As for the trip, itself, she said, “We went because we decided, in honor of Reema, we are going to continue to live our lives the way she would have wanted us to live.” But it hasn’t been easy.
“Joe took me to counseling and therapy, and I’m still going,” said Samaha. “I had so many questions about life and prayer – they lost their meaning for me, and I had to find it again. I did, after about five years. I learned that we live to love, the essence of life is love and life is eternal. And once I found my answers, I was liberated and Reema was free. I was holding onto her, but I had to let her go.”
Those first five years, Samaha said she was living in a bubble, so she had to regain her balance in the real world. “My faith and love helped me and I appreciated all I had,” she said. But lately, she admitted, “I’m battling my anxiety and fears; it was safer and more peaceful when I was in my bubble.”
Now, she keeps praying and realizing the larger picture. “I understand it’s God’s will, not mine,” she said. “I had the privilege of being Reema’s mom, but she belongs to the world. After her death, everyone was talking about her and sharing her picture. We got letters from people in Australia who didn’t even know her. Like a firework that goes up in the sky and bursts, that’s Reema – the whole world got a piece of her.”
This past weekend, friends and relatives of the VT 32 gathered at the university for a three-day event in their honor. Friday was a remembrance through the arts, and Saturday was a 5K run, picnic and interfaith service.
On Sunday, April 16, was a candlelight vigil at the campus’s outdoor memorial site. Each victim’s name was read and a candle was lit in their honor; Reema’s sister and brother Omar lit the candle for her. In addition, the school’s Corps of Cadets lit a memorial candle that burned for 24 hours.

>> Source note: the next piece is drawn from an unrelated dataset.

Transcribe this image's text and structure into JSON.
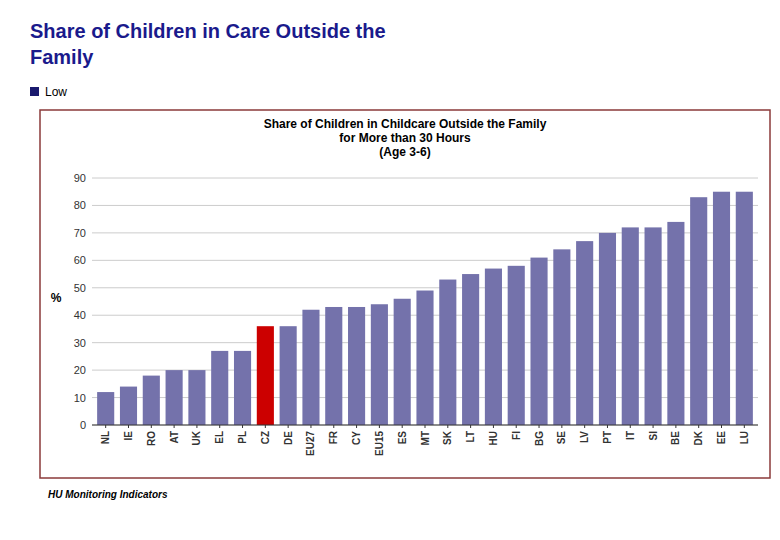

It helps, said Samaha, because “The parents get together and talk and listen to each other. It connects and unites us, and it feels good to talk about our children. We’re sharing the same loss.” Through her own grief, she said, “I knew life keeps going, and I needed to keep going for my other two children.”
Noting that she and Joe are lucky to have a big family that doesn’t forget about Reema, Samaha said, “Even a Virginia Tech alumni – whose daughter I taught at Herndon Elementary [in the French immersion program] after this happened – meets us there every year for the remembrance.”
She said Reema’s death brought her closer to God, and Reema, herself, guided her to “this awakening. Reema also had an impact on many others who send us messages to tell us how she’s brought strength, courage and more meaning into their lives. And I want people to keep believing in their faith, whatever it is, because through faith, there’s joy and peace.”
“Reema is truly special, and I am so grateful and honored to be her mom,” continued Samaha. “Now I want to celebrate life because it’s a gift – and in Reema’s name, I will celebrate every occasion.”